Both Langford and Price said it’s important for patients to understand they don’t have to go to a larger market to have this test done.
“We are probably doing about five of these a day,” she said.
Price said in the past, someone who presented at the hospital’s ER with chest pains might be sent home and have to wait days for an appointment to have the test. Now, they can have the procedure much sooner.
“From a technologist’s standpoint, it’s important for people to realize whether the technologist is in Birmingham or Andalusia, we all got to the same schools and have the same certification process,” she said. “People have mindset bigger is better; but that is not always true.”

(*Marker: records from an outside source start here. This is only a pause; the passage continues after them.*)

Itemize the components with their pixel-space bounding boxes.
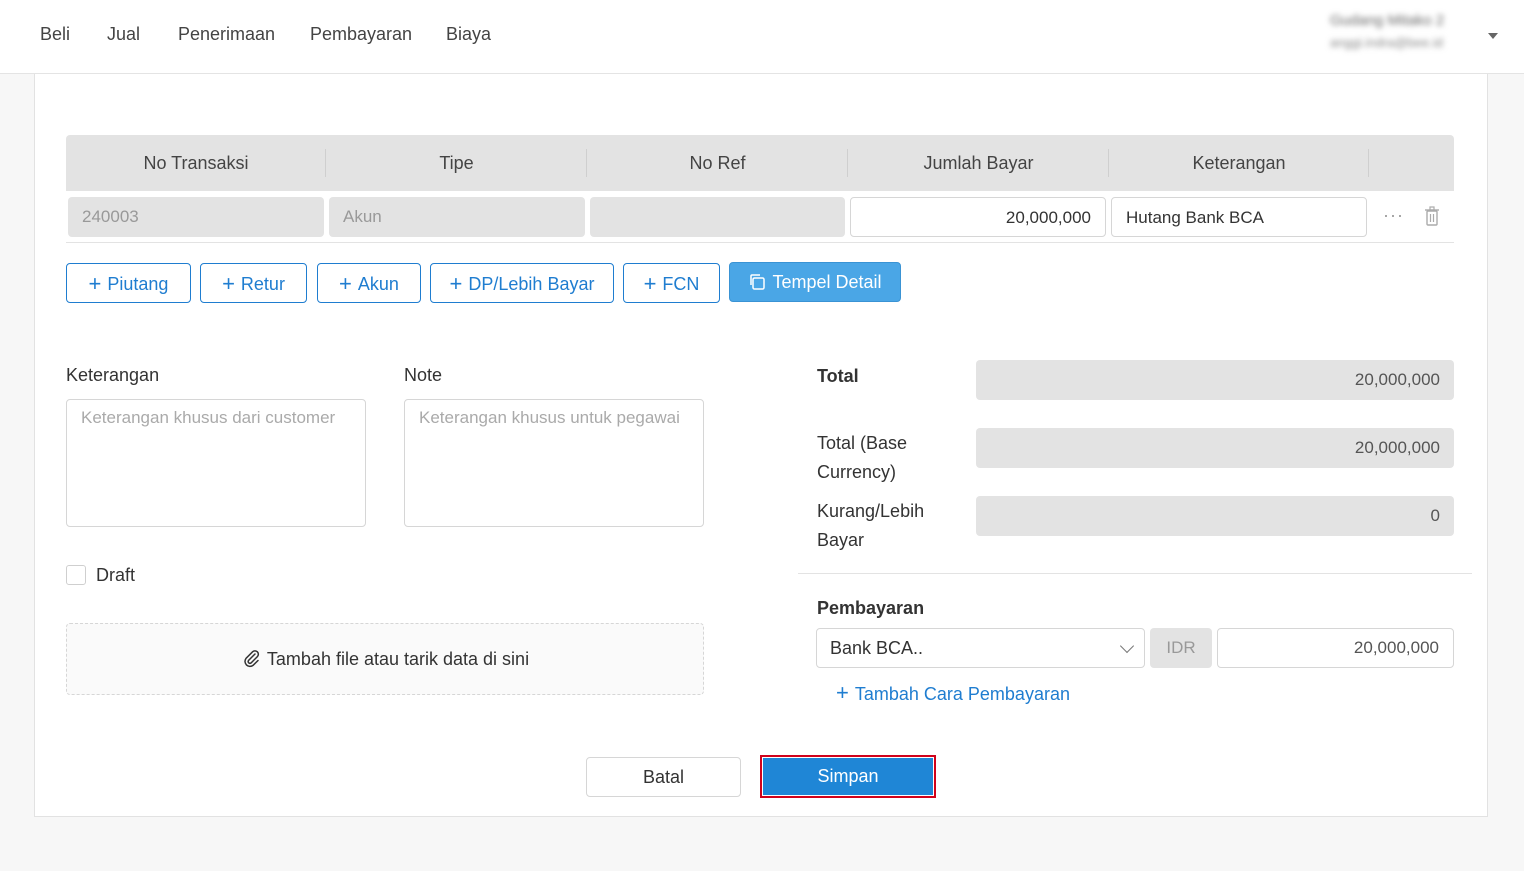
- top-navigation: Beli Jual Penerimaan Pembayaran Biaya Gu…: [0, 0, 1524, 74]
- total-base-value: 20,000,000: [976, 428, 1454, 468]
- keterangan-label: Keterangan: [66, 365, 160, 385]
- note-textarea[interactable]: Keterangan khusus untuk pegawai: [404, 399, 704, 527]
- pembayaran-label: Pembayaran: [817, 598, 925, 618]
- payment-method-value: Bank BCA..: [830, 638, 924, 658]
- detail-table-header: No Transaksi Tipe No Ref Jumlah Bayar Ke…: [66, 135, 1454, 191]
- note-label: Note: [404, 365, 443, 385]
- plus-icon: +: [836, 680, 849, 705]
- column-header-keterangan: Keterangan: [1192, 153, 1286, 173]
- copy-icon: [750, 274, 766, 290]
- total-value: 20,000,000: [976, 360, 1454, 400]
- plus-icon: +: [222, 271, 235, 296]
- column-header-no-transaksi: No Transaksi: [143, 153, 249, 173]
- add-dp-label: DP/Lebih Bayar: [468, 274, 595, 294]
- add-retur-button[interactable]: + Retur: [200, 263, 307, 303]
- tempel-detail-label: Tempel Detail: [772, 272, 882, 292]
- total-base-label: Total (Base Currency): [817, 433, 908, 482]
- user-menu[interactable]: Gudang Mitako 2 anggi.indra@bee.id: [1330, 12, 1490, 62]
- summary-divider: [798, 573, 1472, 574]
- add-dp-button[interactable]: + DP/Lebih Bayar: [430, 263, 614, 303]
- upload-label: Tambah file atau tarik data di sini: [266, 649, 530, 669]
- cancel-button[interactable]: Batal: [586, 757, 741, 797]
- add-fcn-button[interactable]: + FCN: [623, 263, 720, 303]
- paperclip-icon: [244, 650, 259, 668]
- save-button[interactable]: Simpan: [763, 758, 933, 795]
- column-header-jumlah-bayar: Jumlah Bayar: [923, 153, 1034, 173]
- draft-label: Draft: [96, 565, 136, 585]
- trash-icon[interactable]: [1424, 206, 1440, 226]
- plus-icon: +: [643, 271, 657, 296]
- add-payment-method-link[interactable]: + Tambah Cara Pembayaran: [836, 680, 1070, 706]
- row-divider: [66, 242, 1454, 243]
- draft-checkbox[interactable]: [66, 565, 86, 585]
- column-header-tipe: Tipe: [439, 153, 474, 173]
- payment-method-select[interactable]: Bank BCA..: [816, 628, 1145, 668]
- user-email: anggi.indra@bee.id: [1330, 35, 1443, 50]
- add-fcn-label: FCN: [662, 274, 700, 294]
- plus-icon: +: [449, 271, 463, 296]
- column-header-no-ref: No Ref: [689, 153, 746, 173]
- column-divider: [1368, 149, 1369, 177]
- nav-item-penerimaan[interactable]: Penerimaan: [178, 24, 275, 45]
- no-transaksi-field: 240003: [68, 197, 324, 237]
- nav-item-jual[interactable]: Jual: [107, 24, 140, 45]
- add-piutang-button[interactable]: + Piutang: [66, 263, 191, 303]
- nav-item-beli[interactable]: Beli: [40, 24, 70, 45]
- nav-item-biaya[interactable]: Biaya: [446, 24, 491, 45]
- keterangan-textarea[interactable]: Keterangan khusus dari customer: [66, 399, 366, 527]
- tipe-field: Akun: [329, 197, 585, 237]
- jumlah-bayar-input[interactable]: 20,000,000: [850, 197, 1106, 237]
- add-payment-label: Tambah Cara Pembayaran: [854, 684, 1070, 704]
- plus-icon: +: [339, 271, 352, 296]
- payment-amount-input[interactable]: 20,000,000: [1217, 628, 1454, 668]
- file-upload-dropzone[interactable]: Tambah file atau tarik data di sini: [66, 623, 704, 695]
- no-ref-field: [590, 197, 845, 237]
- tempel-detail-button[interactable]: Tempel Detail: [729, 262, 901, 302]
- total-label: Total: [817, 366, 859, 386]
- add-akun-label: Akun: [357, 274, 399, 294]
- currency-field: IDR: [1150, 628, 1212, 668]
- more-icon[interactable]: ···: [1383, 205, 1404, 226]
- chevron-down-icon: [1119, 638, 1135, 654]
- nav-item-pembayaran[interactable]: Pembayaran: [310, 24, 412, 45]
- kurang-lebih-value: 0: [976, 496, 1454, 536]
- kurang-lebih-label: Kurang/Lebih Bayar: [817, 501, 925, 550]
- plus-icon: +: [88, 271, 102, 296]
- caret-down-icon[interactable]: [1488, 33, 1498, 39]
- add-akun-button[interactable]: + Akun: [317, 263, 421, 303]
- keterangan-row-input[interactable]: Hutang Bank BCA: [1111, 197, 1367, 237]
- add-piutang-label: Piutang: [107, 274, 169, 294]
- user-name: Gudang Mitako 2: [1330, 12, 1445, 29]
- add-retur-label: Retur: [240, 274, 285, 294]
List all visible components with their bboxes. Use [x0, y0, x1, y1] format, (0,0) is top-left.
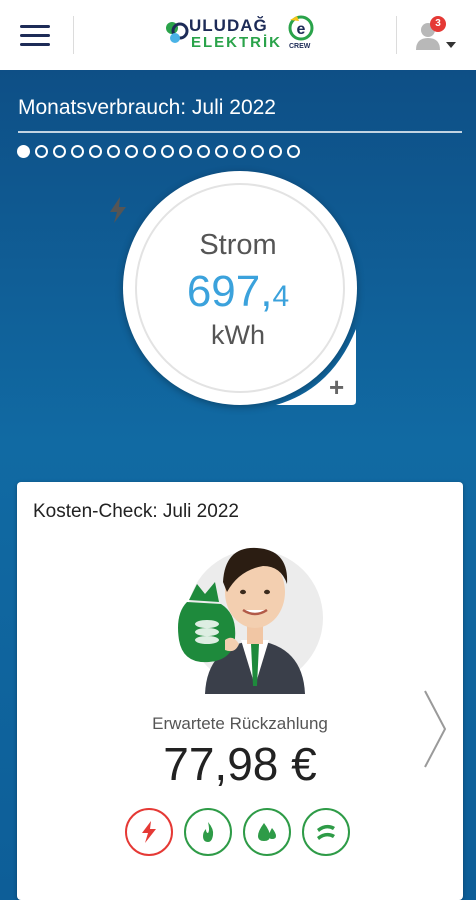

Because Andalusia is a bit more remote, there is greater pressure to make sure local health care providers have appropriate training, Yanes said.
“What we’re doing here is building our clinical capability, concurrent with most current trends,” he said. “You don’t have to leave our community to get that care.”
Langford, who previously worked at ARH, has been back at the hospital for a little more than a year.
“I enjoy helping people,” she said. “My job here allows me to focus on what I really like, which is cardiac side. With the nuclear stress test and echocardiograms, we can focus on the heart. It is such a dynamic organ.”
“We are lucky to have her back at our facility,” Price said. “The employees in that department have done an amazing job with our patients. She has helped improve the quality of echoes gotten at facility. She’s stepped out and helped teach others. The entire department has made amazing strides forward to improve what we do for patients.”